Aujourd’hui, après avoir été traité en hôte de marque et acclamé par le peuple malien, Tiken Jah Fakoly semble s’être retourné contre ceux qui l’ont soutenu dans les moments les plus difficiles. Comment expliquer un tel revirement ? Pourquoi cet homme, qui se présentait comme un fervent soutien des autorités maliennes et des dirigeants de l’AES, se permet-il désormais de les critiquer ouvertement ?

Ingratitude et méconnaissance

La réponse pourrait être aussi simple que amère : l’égo blessé. Après avoir cherché par tous les moyens à se rapprocher des dirigeants de l’AES, notamment lors de l’affaire des 49 soldats arrêtés au Mali, le 10 juillet 2022 et graciés le 6 janvier 2023, Tiken Jah Fakoly a peut-être été déçu par l’indifférence ou le refus de ses avances. Et comme un enfant capricieux à qui l’on refuse un jouet, il réagit par la critique acerbe, sans véritable fondement, jetant ainsi l’opprobre sur ceux qui, hier encore, étaient ses alliés.

Il est difficile de ne pas voir dans cette attaque un acte d’ingratitude, une manière déplorable de mordre la main qui l’a nourri. Le Mali, le Niger et le Burkina Faso, ces nations qui luttent pour leur souveraineté dans un contexte régional extrêmement difficile, n’ont certainement pas besoin de telles critiques de la part de quelqu’un qui devrait au contraire leur témoigner reconnaissance et soutien.

Tiken Jah Fakoly, en se positionnant ainsi, semble avoir oublié que l’AES n’est pas simplement un projet politique, mais une aspiration des peuples du Sahel, une tentative de reprendre en main leur destin face aux ingérences étrangères et aux crises internes.
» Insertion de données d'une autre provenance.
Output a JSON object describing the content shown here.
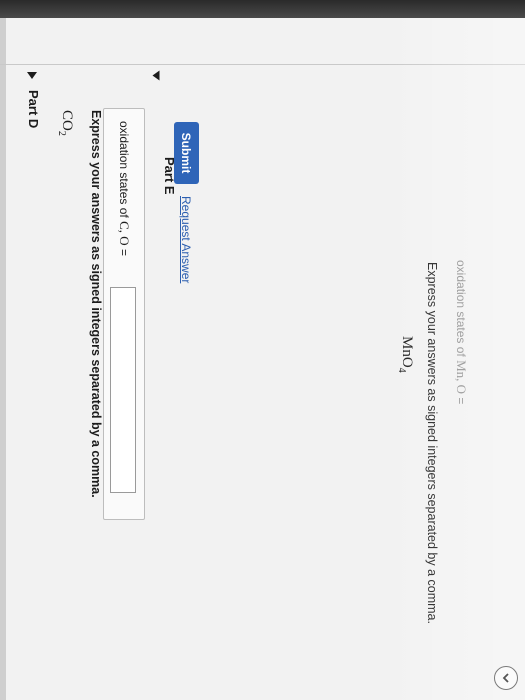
{
  "part_d": {
    "title": "Part D",
    "formula_main": "CO",
    "formula_sub": "2",
    "instructions": "Express your answers as signed integers separated by a comma.",
    "field_label_prefix": "oxidation states of ",
    "field_label_math": "C, O",
    "field_label_suffix": " =",
    "input_value": "",
    "submit_label": "Submit",
    "request_answer_label": "Request Answer"
  },
  "part_e": {
    "title": "Part E",
    "formula_main": "MnO",
    "formula_sub": "4",
    "instructions": "Express your answers as signed integers separated by a comma.",
    "field_label_prefix": "oxidation states of ",
    "field_label_math": "Mn, O",
    "field_label_suffix": " ="
  },
  "nav": {
    "icon": "chevron-left-icon"
  }
}
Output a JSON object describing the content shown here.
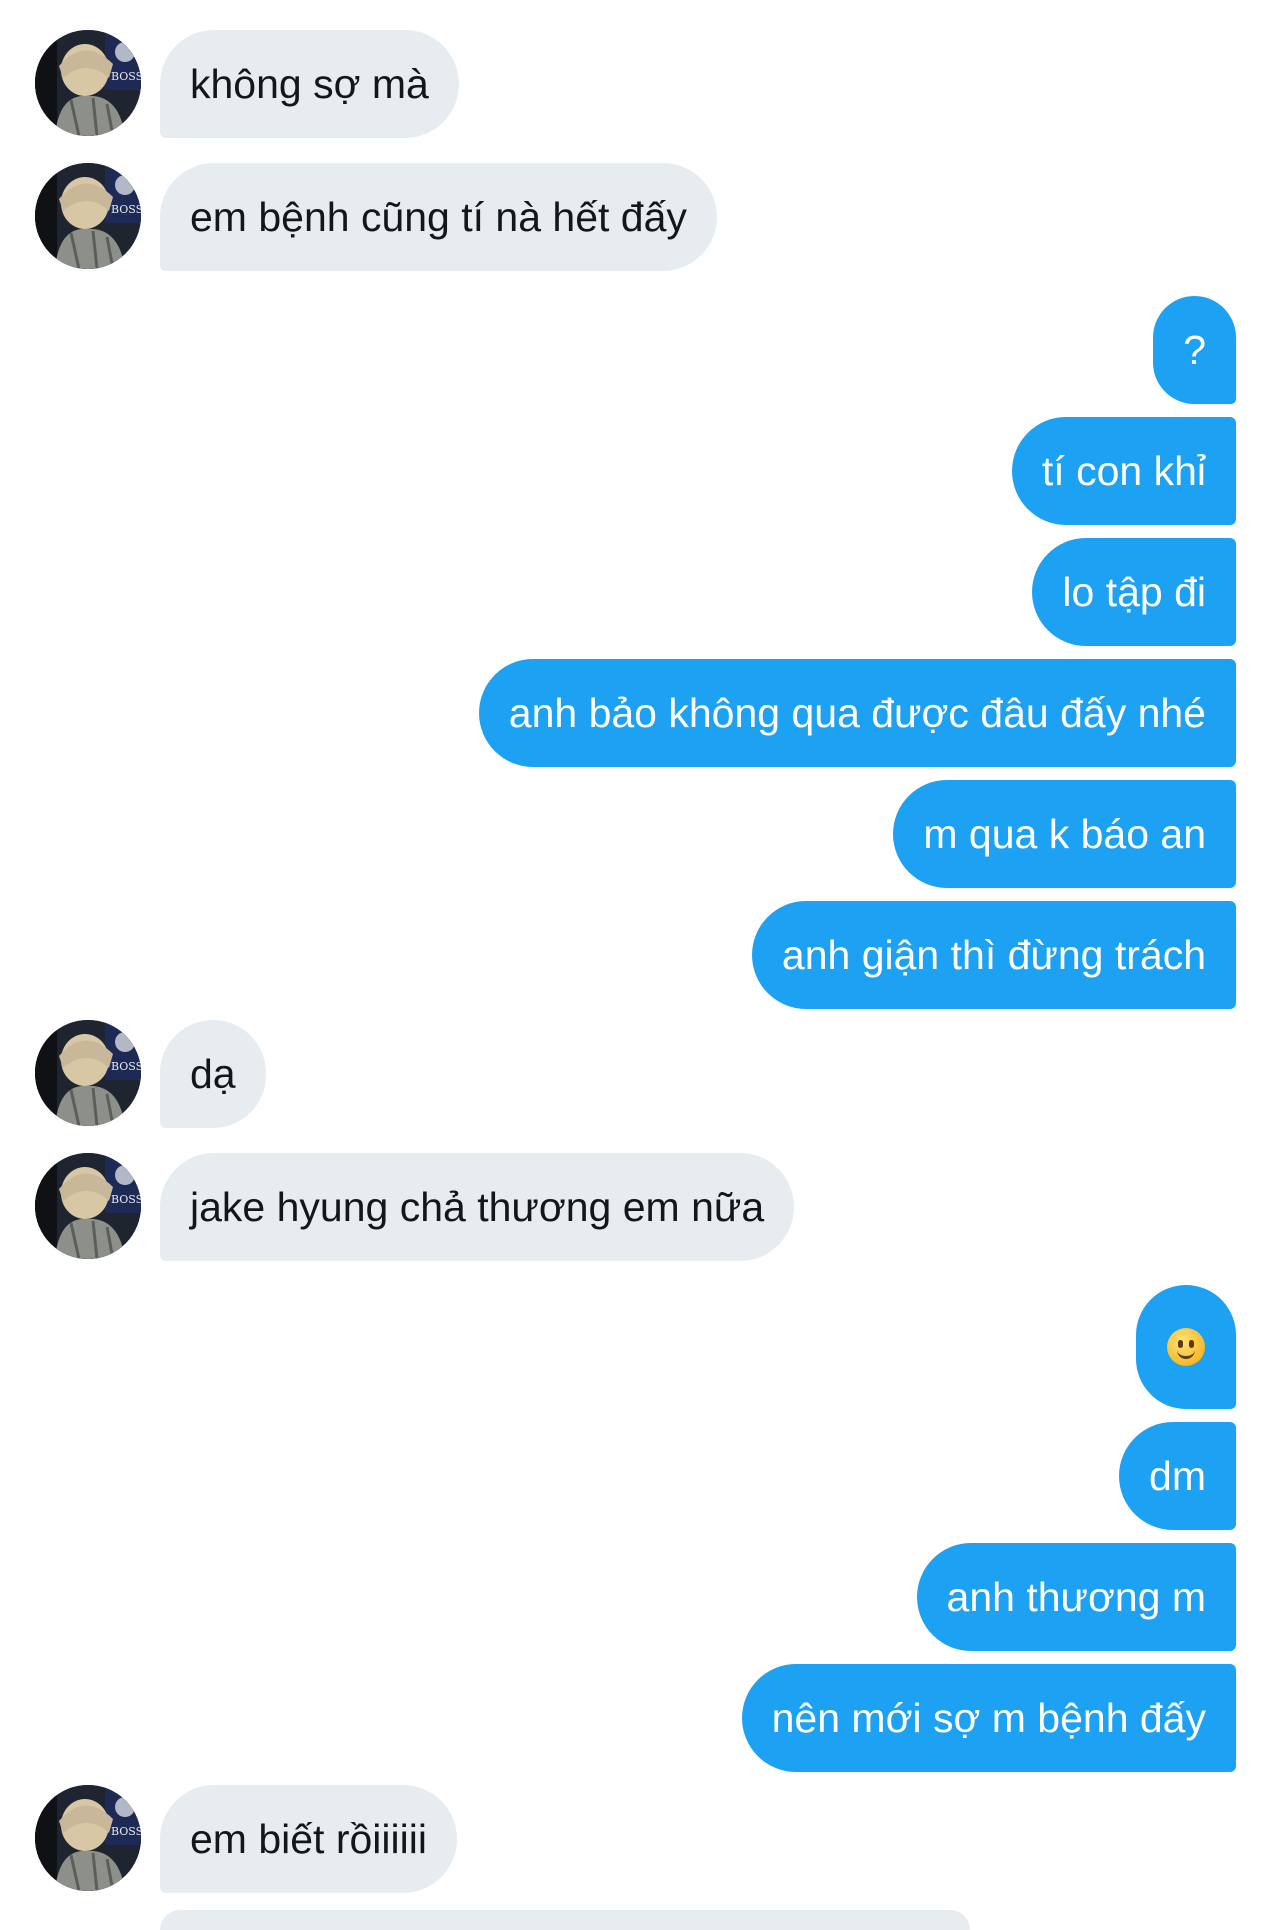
{
  "conversation": {
    "messages": [
      {
        "side": "incoming",
        "text": "không sợ mà"
      },
      {
        "side": "incoming",
        "text": "em bệnh cũng tí nà hết đấy"
      },
      {
        "side": "outgoing",
        "text": "?"
      },
      {
        "side": "outgoing",
        "text": "tí con khỉ"
      },
      {
        "side": "outgoing",
        "text": "lo tập đi"
      },
      {
        "side": "outgoing",
        "text": "anh bảo không qua được đâu đấy nhé"
      },
      {
        "side": "outgoing",
        "text": "m qua k báo an"
      },
      {
        "side": "outgoing",
        "text": "anh giận thì đừng trách"
      },
      {
        "side": "incoming",
        "text": "dạ"
      },
      {
        "side": "incoming",
        "text": "jake hyung chả thương em nữa"
      },
      {
        "side": "outgoing",
        "emoji": "slightly-smiling-face"
      },
      {
        "side": "outgoing",
        "text": "dm"
      },
      {
        "side": "outgoing",
        "text": "anh thương m"
      },
      {
        "side": "outgoing",
        "text": "nên mới sợ m bệnh đấy"
      },
      {
        "side": "incoming",
        "text": "em biết rồiiiiii"
      }
    ]
  },
  "colors": {
    "incoming_bubble": "#e6ecf0",
    "incoming_text": "#14171a",
    "outgoing_bubble": "#1da1f2",
    "outgoing_text": "#ffffff"
  }
}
Critiquer ces nations pour leur prises de position dans un moment aussi crucial, c’est non seulement faire preuve d’ingratitude, mais aussi de méconnaissance des réalités que vivent ces pays.

Quoi qu’il en soit, le reggaeman a jeté un pavé dans la mare, et les vagues de réactions n’ont pas tardé à suivre. Certains l’accusent d’ingratitude, d’autres saluent son courage. Une chose est sûre, Tiken Jah Fakoly n’a pas fini de faire parler de lui, que ce soit pour ses engagements ou pour ses revirements. Reste à savoir si cette voix, si longtemps célébrée, continuera à résonner avec autant de force dans les cœurs des peuples du Sahel.